Having a brother in high school at the time of FNX’s launch in the early 80s I can remember sitting in his room, riding in his car or hanging out in the backyard with the older generation listening to the unique sounds of bands like R.E.M., Echo and the Bunnymen, Jane’s Addiction, The Cure, The Psychedelic Furs and thinking this was how music should sound.

From the mid 1980s on, I was hooked. While many of my friends in middle school were duped by corporate pop I was a devout FNX listener.

I preferred the haunting guitar of Johnny Marr on The Smiths’ ‘How Soon is Now’ to anything being played on Kiss 108. I was intrigued by the lyrics of Matt Johnson on The The’s ‘Beat(en) Generation’ to the cliché verses being pumped out by pop superstars. I was fascinated by the melancholy of Robert Smith on every song produced off The Cure’s Disintegration album.

While I was an earlier listener, when my peers began to listen to bands like Nirvana and Pear Jam they began delving back into the FNX catalog to see what they had missed.

Shows like Julie Kramer’s ‘Leftover Lunch’ exposed the bands that laid the groundwork for Nirvana to whole new generation of listeners. Soon it wasn’t enough to know about the grunge movement. To be a true “Alternateen’ in the early 1990s you had to have a deep appreciation for bands like The Pixies, Jane’s Addiction, Sonic Youth, The Jesus Lizard and industrial rock like Nine Inch Nails and Ministry (or as some put it ‘industrial warehouse slam dancing music’).

In fact, Kurt Cobain said he wrote the youth anthem ‘Smells Like Teen Spirit’ as an attempt to write a song as good as any by The Pixies -the Boston based band discovered by FNX.  Cobain cited them as one of his biggest influences. I’d argue the sale of The Pixies first album skyrocketed after that quote was published in magazines like Rolling Stones and Spin.

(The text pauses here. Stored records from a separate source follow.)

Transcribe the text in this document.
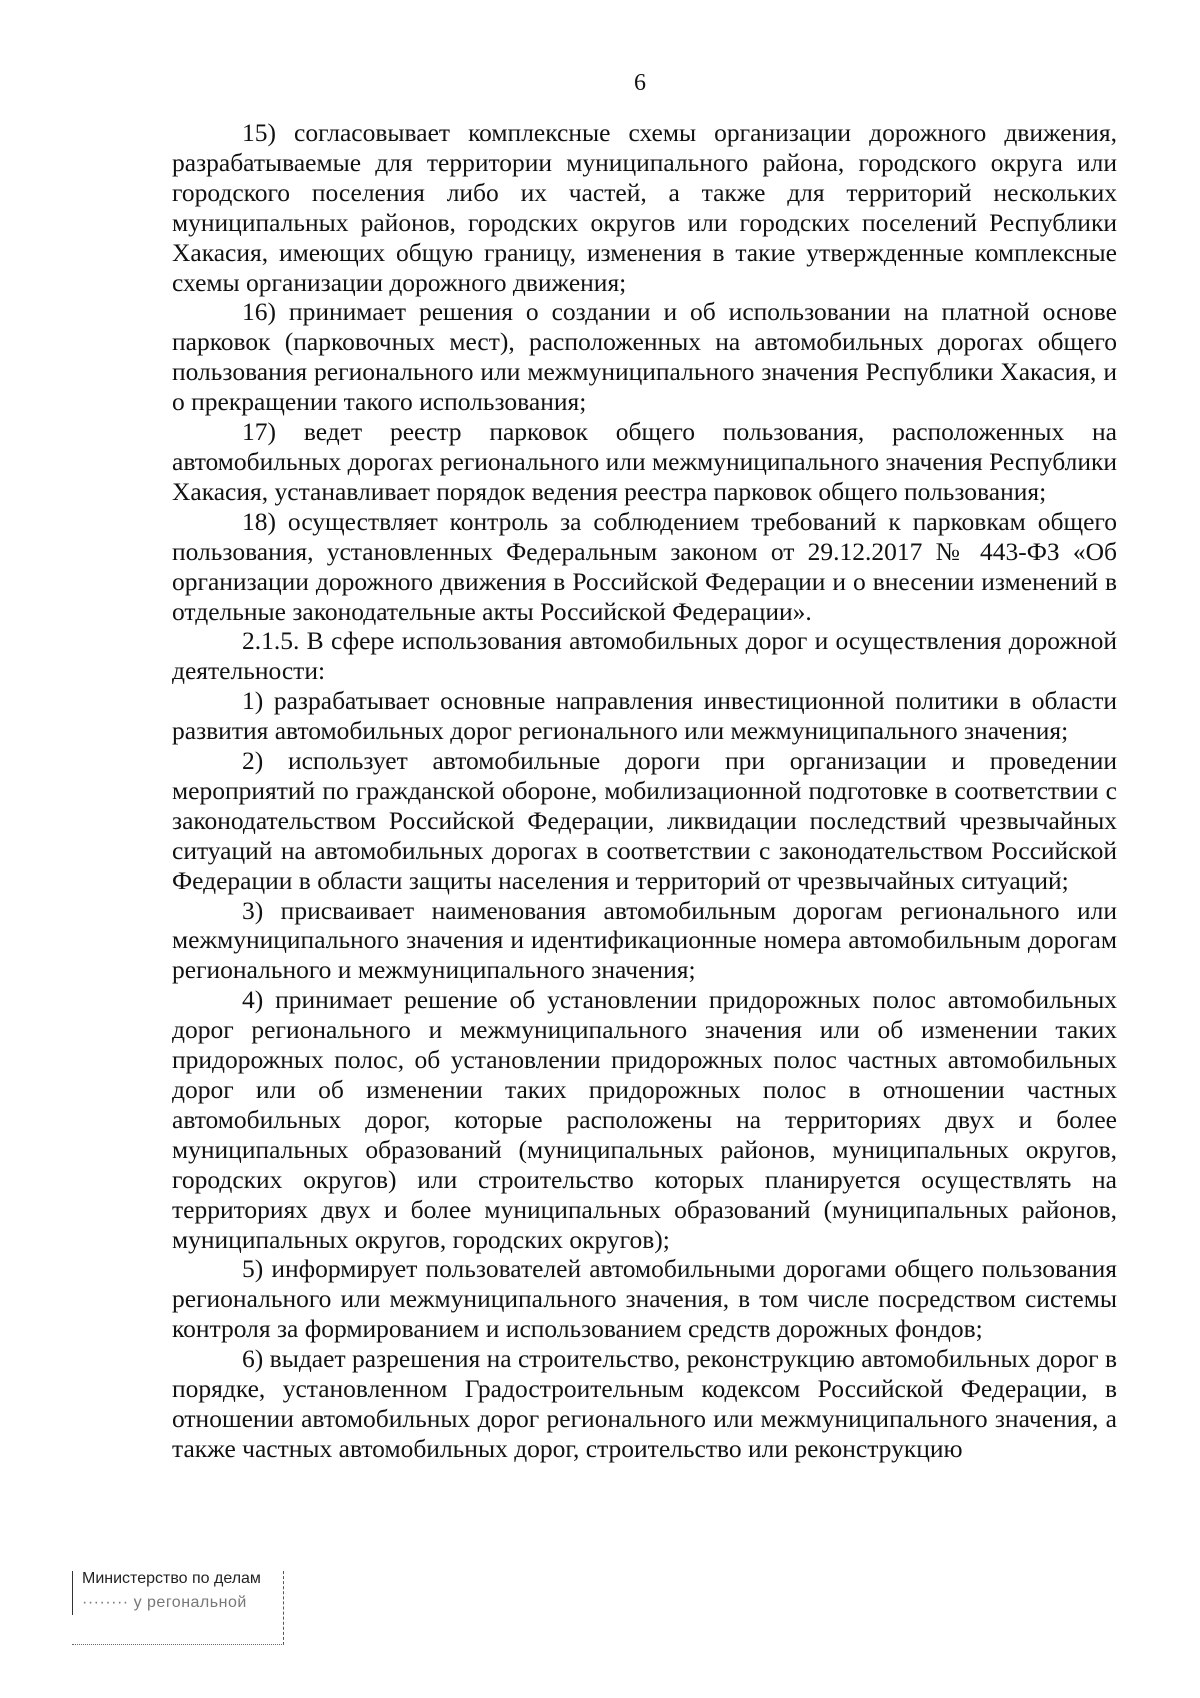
6

15) согласовывает комплексные схемы организации дорожного движения, разрабатываемые для территории муниципального района, городского округа или городского поселения либо их частей, а также для территорий нескольких муниципальных районов, городских округов или городских поселений Республики Хакасия, имеющих общую границу, изменения в такие утвержденные комплексные схемы организации дорожного движения;

16) принимает решения о создании и об использовании на платной основе парковок (парковочных мест), расположенных на автомобильных дорогах общего пользования регионального или межмуниципального значения Республики Хакасия, и о прекращении такого использования;

17) ведет реестр парковок общего пользования, расположенных на автомобильных дорогах регионального или межмуниципального значения Республики Хакасия, устанавливает порядок ведения реестра парковок общего пользования;

18) осуществляет контроль за соблюдением требований к парковкам общего пользования, установленных Федеральным законом от 29.12.2017 № 443-ФЗ «Об организации дорожного движения в Российской Федерации и о внесении изменений в отдельные законодательные акты Российской Федерации».

2.1.5. В сфере использования автомобильных дорог и осуществления дорожной деятельности:

1) разрабатывает основные направления инвестиционной политики в области развития автомобильных дорог регионального или межмуниципального значения;

2) использует автомобильные дороги при организации и проведении мероприятий по гражданской обороне, мобилизационной подготовке в соответствии с законодательством Российской Федерации, ликвидации последствий чрезвычайных ситуаций на автомобильных дорогах в соответствии с законодательством Российской Федерации в области защиты населения и территорий от чрезвычайных ситуаций;

3) присваивает наименования автомобильным дорогам регионального или межмуниципального значения и идентификационные номера автомобильным дорогам регионального и межмуниципального значения;

4) принимает решение об установлении придорожных полос автомобильных дорог регионального и межмуниципального значения или об изменении таких придорожных полос, об установлении придорожных полос частных автомобильных дорог или об изменении таких придорожных полос в отношении частных автомобильных дорог, которые расположены на территориях двух и более муниципальных образований (муниципальных районов, муниципальных округов, городских округов) или строительство которых планируется осуществлять на территориях двух и более муниципальных образований (муниципальных районов, муниципальных округов, городских округов);

5) информирует пользователей автомобильными дорогами общего пользования регионального или межмуниципального значения, в том числе посредством системы контроля за формированием и использованием средств дорожных фондов;

6) выдает разрешения на строительство, реконструкцию автомобильных дорог в порядке, установленном Градостроительным кодексом Российской Федерации, в отношении автомобильных дорог регионального или межмуниципального значения, а также частных автомобильных дорог, строительство или реконструкцию

Министерство по делам
········ у регональной
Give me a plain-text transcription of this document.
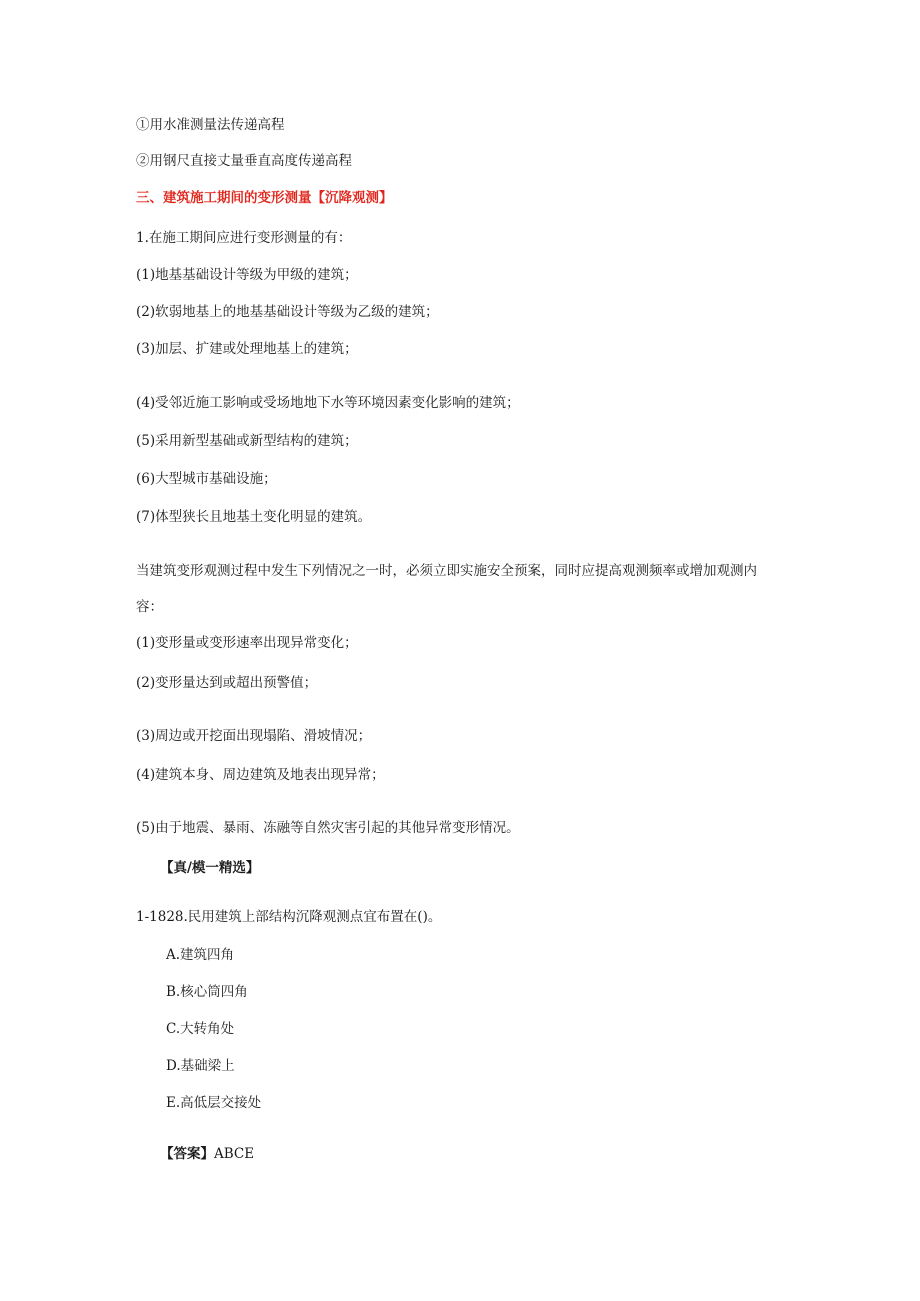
①用水准测量法传递高程
②用钢尺直接丈量垂直高度传递高程
三、建筑施工期间的变形测量【沉降观测】
1.在施工期间应进行变形测量的有：
(1)地基基础设计等级为甲级的建筑；
(2)软弱地基上的地基基础设计等级为乙级的建筑；
(3)加层、扩建或处理地基上的建筑；
(4)受邻近施工影响或受场地地下水等环境因素变化影响的建筑；
(5)采用新型基础或新型结构的建筑；
(6)大型城市基础设施；
(7)体型狭长且地基土变化明显的建筑。
当建筑变形观测过程中发生下列情况之一时，必须立即实施安全预案，同时应提高观测频率或增加观测内
容：
(1)变形量或变形速率出现异常变化；
(2)变形量达到或超出预警值；
(3)周边或开挖面出现塌陷、滑坡情况；
(4)建筑本身、周边建筑及地表出现异常；
(5)由于地震、暴雨、冻融等自然灾害引起的其他异常变形情况。
【真/模一精选】
1-1828.民用建筑上部结构沉降观测点宜布置在()。
A.建筑四角
B.核心筒四角
C.大转角处
D.基础梁上
E.高低层交接处
【答案】ABCE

Now that FNX will be off the air soon and replaced by god knows what, it’s sad to think what could have been.  What music movement FNX could have launched next, as it did on a hot, humid night in August 1991.  Even more alarming, is to imagine a world where the next Pixies or Nirvana might soon be ignored, as corporate radio replaces the heart and soul of independent radio.